Źródłem kłopotów jest holenderska firma Nexperia, jeden z głównych dostawców procesorów dla przemysłu motoryzacyjnego. Każdego roku dostarcza ona nawet sześćdziesiąt trzy miliardy komponentów do samochodów. Jednak w ostatnim czasie holenderskie władze przejęły kontrolę nad firmą, aby zablokować transfer technologii do chińskiej spółki-matki Wingtech. W odpowiedzi Chiny wprowadziły zakaz eksportu niektórych komponentów niezbędnych do produkcji procesorów Nexperia.

Branża alarmuje: zapasy na wyczerpaniu

Sytuacja jest na tyle poważna, że głos zabrały najważniejsze organizacje branżowe.
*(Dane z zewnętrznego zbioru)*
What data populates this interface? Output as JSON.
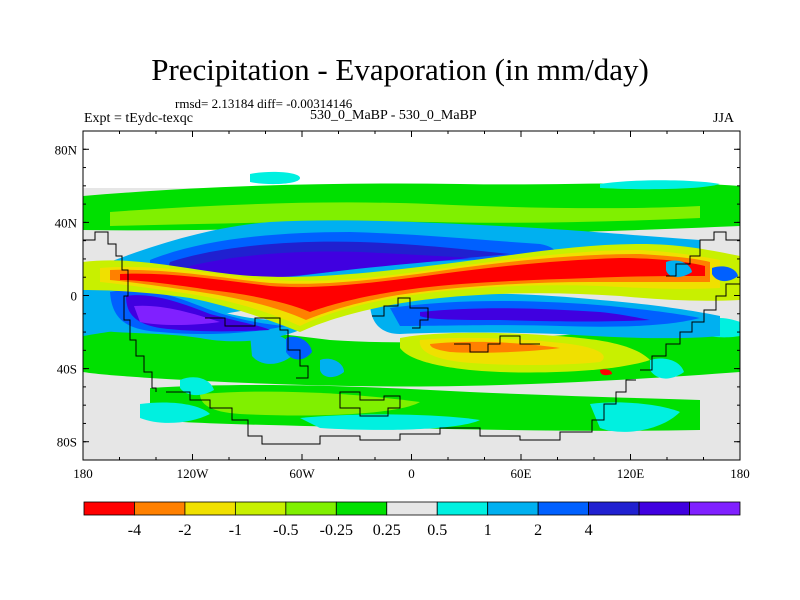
{
  "chart_data": {
    "type": "heatmap",
    "title": "Precipitation - Evaporation (in mm/day)",
    "stats": "rmsd= 2.13184 diff= -0.00314146",
    "left_label": "Expt = tEydc-texqc",
    "center_label": "530_0_MaBP - 530_0_MaBP",
    "right_label": "JJA",
    "x_range": [
      -180,
      180
    ],
    "y_range": [
      -90,
      90
    ],
    "x_ticks": [
      {
        "value": -180,
        "label": "180"
      },
      {
        "value": -120,
        "label": "120W"
      },
      {
        "value": -60,
        "label": "60W"
      },
      {
        "value": 0,
        "label": "0"
      },
      {
        "value": 60,
        "label": "60E"
      },
      {
        "value": 120,
        "label": "120E"
      },
      {
        "value": 180,
        "label": "180"
      }
    ],
    "y_ticks": [
      {
        "value": 80,
        "label": "80N"
      },
      {
        "value": 40,
        "label": "40N"
      },
      {
        "value": 0,
        "label": "0"
      },
      {
        "value": -40,
        "label": "40S"
      },
      {
        "value": -80,
        "label": "80S"
      }
    ],
    "colorbar": {
      "colors": [
        "#ff0000",
        "#ff8000",
        "#f0e000",
        "#c8f000",
        "#80f000",
        "#00e000",
        "#e6e6e6",
        "#00f0e0",
        "#00b0f0",
        "#0060ff",
        "#2020d0",
        "#4000e0",
        "#8020ff"
      ],
      "labels": [
        "-4",
        "-2",
        "-1",
        "-0.5",
        "-0.25",
        "0.25",
        "0.5",
        "1",
        "2",
        "4"
      ]
    },
    "features": [
      {
        "name": "tropical-pacific-maximum",
        "level": "-4",
        "lon": -80,
        "lat": 5,
        "rx": 70,
        "ry": 10
      },
      {
        "name": "tropical-atlantic-maximum",
        "level": "-4",
        "lon": 40,
        "lat": 12,
        "rx": 40,
        "ry": 8
      },
      {
        "name": "north-subtropical-minimum",
        "level": "2",
        "lon": -100,
        "lat": 20,
        "rx": 55,
        "ry": 9
      },
      {
        "name": "south-subtropical-minimum",
        "level": "4",
        "lon": -160,
        "lat": -8,
        "rx": 30,
        "ry": 12
      },
      {
        "name": "south-band-minimum",
        "level": "2",
        "lon": 60,
        "lat": -12,
        "rx": 80,
        "ry": 6
      },
      {
        "name": "southern-positive-patch",
        "level": "-2",
        "lon": 50,
        "lat": -35,
        "rx": 35,
        "ry": 8
      },
      {
        "name": "indian-ocean-positive",
        "level": "-0.5",
        "lon": 60,
        "lat": -40,
        "rx": 50,
        "ry": 12
      }
    ]
  }
}
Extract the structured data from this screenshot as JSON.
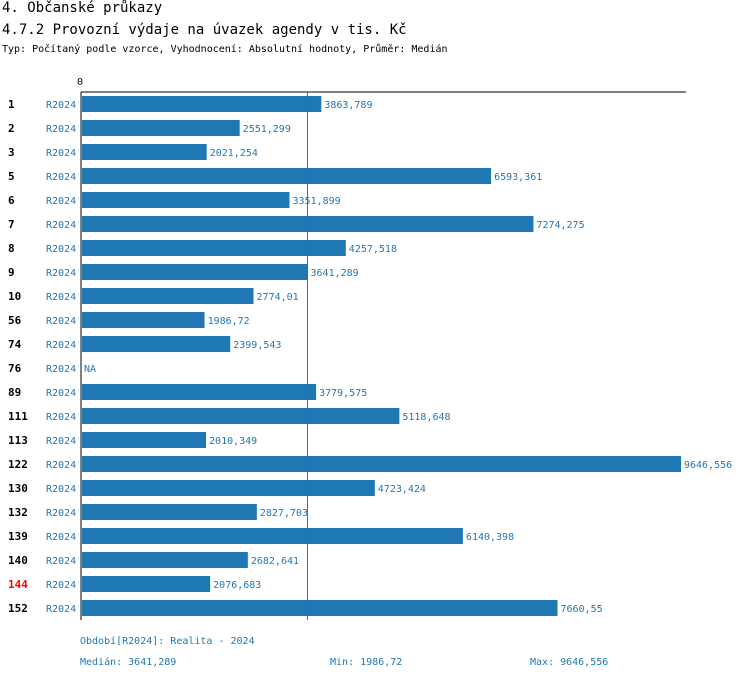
{
  "header": {
    "title": "4. Občanské průkazy",
    "subtitle": "4.7.2 Provozní výdaje na úvazek agendy v tis. Kč",
    "meta": "Typ: Počítaný podle vzorce, Vyhodnocení: Absolutní hodnoty, Průměr: Medián"
  },
  "chart_data": {
    "type": "bar",
    "orientation": "horizontal",
    "axis_zero_label": "0",
    "xlim": [
      0,
      9646.556
    ],
    "reference_line": 3641.289,
    "series_label": "R2024",
    "categories": [
      "1",
      "2",
      "3",
      "5",
      "6",
      "7",
      "8",
      "9",
      "10",
      "56",
      "74",
      "76",
      "89",
      "111",
      "113",
      "122",
      "130",
      "132",
      "139",
      "140",
      "144",
      "152"
    ],
    "values": [
      3863.789,
      2551.299,
      2021.254,
      6593.361,
      3351.899,
      7274.275,
      4257.518,
      3641.289,
      2774.01,
      1986.72,
      2399.543,
      null,
      3779.575,
      5118.648,
      2010.349,
      9646.556,
      4723.424,
      2827.703,
      6140.398,
      2682.641,
      2076.683,
      7660.55
    ],
    "value_labels": [
      "3863,789",
      "2551,299",
      "2021,254",
      "6593,361",
      "3351,899",
      "7274,275",
      "4257,518",
      "3641,289",
      "2774,01",
      "1986,72",
      "2399,543",
      "NA",
      "3779,575",
      "5118,648",
      "2010,349",
      "9646,556",
      "4723,424",
      "2827,703",
      "6140,398",
      "2682,641",
      "2076,683",
      "7660,55"
    ],
    "highlight_category": "144",
    "colors": {
      "bar": "#1f77b4",
      "text": "#1f77b4",
      "highlight": "#ff0000",
      "axis": "#000000"
    }
  },
  "footer": {
    "period": "Období[R2024]: Realita - 2024",
    "median": "Medián: 3641,289",
    "min": "Min: 1986,72",
    "max": "Max: 9646,556"
  }
}
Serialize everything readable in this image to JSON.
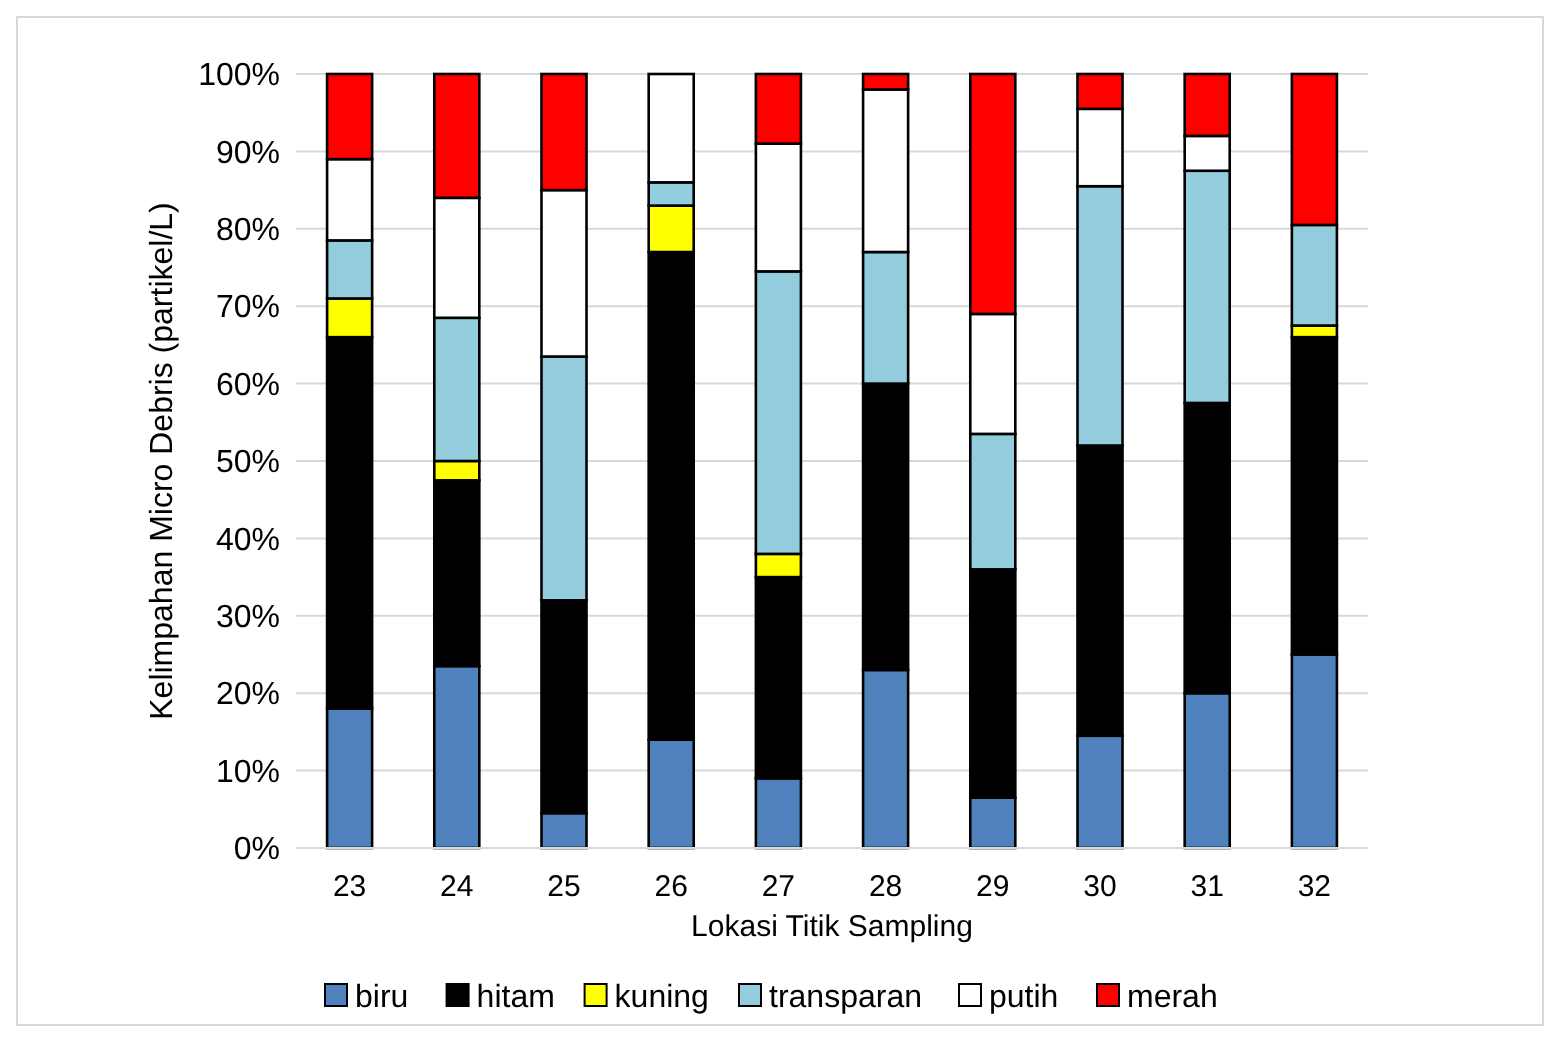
{
  "chart_data": {
    "type": "bar",
    "stacked": true,
    "xlabel": "Lokasi Titik Sampling",
    "ylabel": "Kelimpahan Micro Debris (partikel/L)",
    "categories": [
      "23",
      "24",
      "25",
      "26",
      "27",
      "28",
      "29",
      "30",
      "31",
      "32"
    ],
    "series": [
      {
        "name": "biru",
        "color": "#4f81bd",
        "values": [
          18,
          23.5,
          4.5,
          14,
          9,
          23,
          6.5,
          14.5,
          20,
          25
        ]
      },
      {
        "name": "hitam",
        "color": "#000000",
        "values": [
          48,
          24,
          27.5,
          63,
          26,
          37,
          29.5,
          37.5,
          37.5,
          41
        ]
      },
      {
        "name": "kuning",
        "color": "#ffff00",
        "values": [
          5,
          2.5,
          0,
          6,
          3,
          0,
          0,
          0,
          0,
          1.5
        ]
      },
      {
        "name": "transparan",
        "color": "#93cddd",
        "values": [
          7.5,
          18.5,
          31.5,
          3,
          36.5,
          17,
          17.5,
          33.5,
          30,
          13
        ]
      },
      {
        "name": "putih",
        "color": "#ffffff",
        "values": [
          10.5,
          15.5,
          21.5,
          14,
          16.5,
          21,
          15.5,
          10,
          4.5,
          0
        ]
      },
      {
        "name": "merah",
        "color": "#ff0000",
        "values": [
          11,
          16,
          15,
          0,
          9,
          2,
          31,
          4.5,
          8,
          19.5
        ]
      }
    ],
    "ylim": [
      0,
      100
    ],
    "yticks": [
      {
        "value": 0,
        "label": "0%"
      },
      {
        "value": 10,
        "label": "10%"
      },
      {
        "value": 20,
        "label": "20%"
      },
      {
        "value": 30,
        "label": "30%"
      },
      {
        "value": 40,
        "label": "40%"
      },
      {
        "value": 50,
        "label": "50%"
      },
      {
        "value": 60,
        "label": "60%"
      },
      {
        "value": 70,
        "label": "70%"
      },
      {
        "value": 80,
        "label": "80%"
      },
      {
        "value": 90,
        "label": "90%"
      },
      {
        "value": 100,
        "label": "100%"
      }
    ],
    "grid": "y",
    "legend": "bottom"
  }
}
Niemieckie stowarzyszenie przemysłu motoryzacyjnego (VDA) ostrzega, że ograniczenia w dostawach mogą doprowadzić do kolejnych przestojów w produkcji samochodów. Z kolei europejskie stowarzyszenie producentów samochodów ACEA informuje, że zapasy komponentów Nexperia mogą wystarczyć jedynie na kilka tygodni produkcji.

Co dalej z niemiecką motoryzacją?

Choć Volkswagen oficjalnie zaprzecza, jakoby obecne problemy były bezpośrednio związane z kryzysem procesorowym, branżowe źródła nie mają wątpliwości: przed niemiecką motoryzacją trudne tygodnie. Czy powtórzy się scenariusz sprzed kilku lat, gdy braki w dostawach podzespołów sparaliżowały produkcję aut na całym świecie? Czas pokaże, czy tym razem uda się uniknąć poważniejszych konsekwencji.